Hoch ist anno 2017 die Zahl der ausgezeichneten Forschungseinrichtungen und Schulen. Kleine Hugos gingen an das Forschungszentrum Informatik in Stuttgart-Vaihingen von Hartwig Schneider Architekten, das die Jury als „wegweisend für den Fertigteilbau“ und zugleich „ikonenhaft in seiner minimalistischen Architektur“ würdigte. Dem Erweiterungsbau der Hochschule der Medien von Simon Architekten bescheinigen die Fachleute „eine angenehme Lernatmosphäre“. Beim Otto-Rettenmaier-Audimax auf dem Hochschulcampus in Hohenheim von den Münchnern Deubzer, König und Rimmel bekennen die Juroren dagegen in ungewohnter Offenheit, dass es zu den am kontroversesten diskutierten Beiträgen in diesem Hugo-Jahrgang gehört habe. Denn uneins war man sich vor allem über die geschwungenen Betonlamellen, die rein dekorativen Zwecken dienen. Noch immer sitzt das Moderne-Verdikt, dass Ornament als Verbrechen zu gelten habe, in den Köpfen. Umso erfreulicher, dass dieses Dogma Aufweichungstendenzen erkennen lässt: Das Hörsaalgebäude wurde ebenfalls für hugowürdig befunden.

Die öffentliche Hand spielt, wie man sieht, als Bauherr immer noch und weiterhin eine wichtige Rolle für die Entstehung qualitätvoller Architektur. Dass auch private Bauherren für eine gut gestaltete Umwelt einstehen, zeigen die ausgezeichneten Firmensitze und Geschäftshäuser: Am IHK-Gebäude von Wulf Architekten lobt die Jury die „elegante Leichtigkeit“, an der Baufirma Köhler in Besigheim von Wittfoht Architekten, dass ihr Neubau geradezu ein „Musterbeispiel für zeitgemäßen Verwaltungsbau“ sei.
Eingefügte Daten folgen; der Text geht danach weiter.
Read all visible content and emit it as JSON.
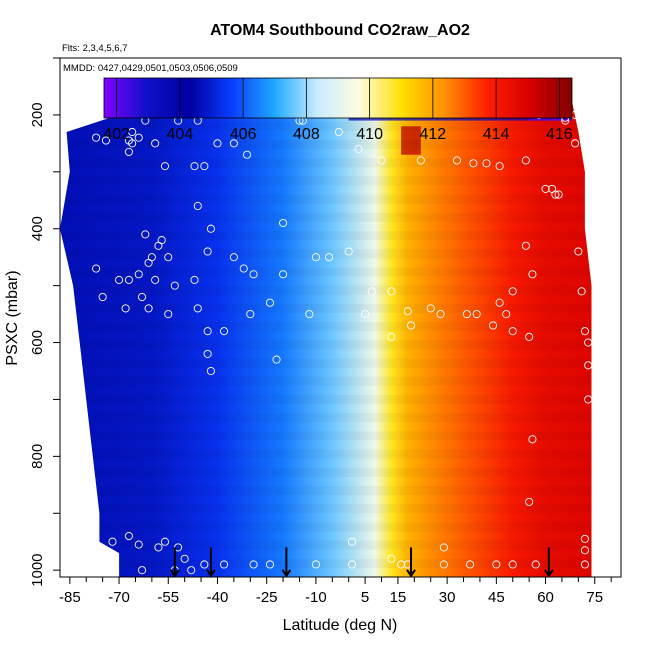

Hugo-Lorbeer auch für das Kärcher-Areal in Winnenden von Reichel Schlaier: „Durch prägnante Architektur von formaler und inhaltlicher Qualität ist hier ein Ort mit hoher Identität entstanden, der den innovativen Geist des Unternehmens spüren lässt.“

Auf kleinem Raum viel Platz

Auch Wohnhäuser und Wohnanlagen haben es aufs Treppchen geschafft, darunter die Aktivhaus-Siedlung in Winnenden von Werner Sobek, an der sowohl die Außenräume als auch „der schonende Umgang mit dem Energieverbrauch bei der Herstellung und im Gebrauch“ überzeugten. Der Wohnhaus-Winzling F9 auf dem Haigst von Zoll Architekten gefiel dagegen, weil er auf kleinster Grundfläche viel Platz für eine Familie mit drei Kindern bietet. Und schließlich konnte auch das Gebäude vor den Augen der Jury bestehen, das in der vergangenen Woche einen wahren Besucheransturm erlebt und nun als Ort der Hugo-Verleihung seine erste Bewährungsprobe bestanden hat: das zum Stadtmuseum umgebaute Wilhelmspalais von Lederer, Ragnarsdóttir, Oei. Zwar könne man über den radikalen Umgang der Architekten mit dem Nachkriegsbestand streiten, schreiben die Fachleute, fraglos sei im Inneren aber „ein funktional und gestalterisch überzeugender Museumsbau von gediegener Qualität“ entstanden.

Im nächsten Jahr gehen alle jetzt in den BDA-Kreisgruppen mit dem Kleinen Hugo prämierten Projekte in die zweite Runde des Wettbewerbs. Dann werden auf Landesebene die Besten der Besten gekürt, Stichwort: Großer Hugo.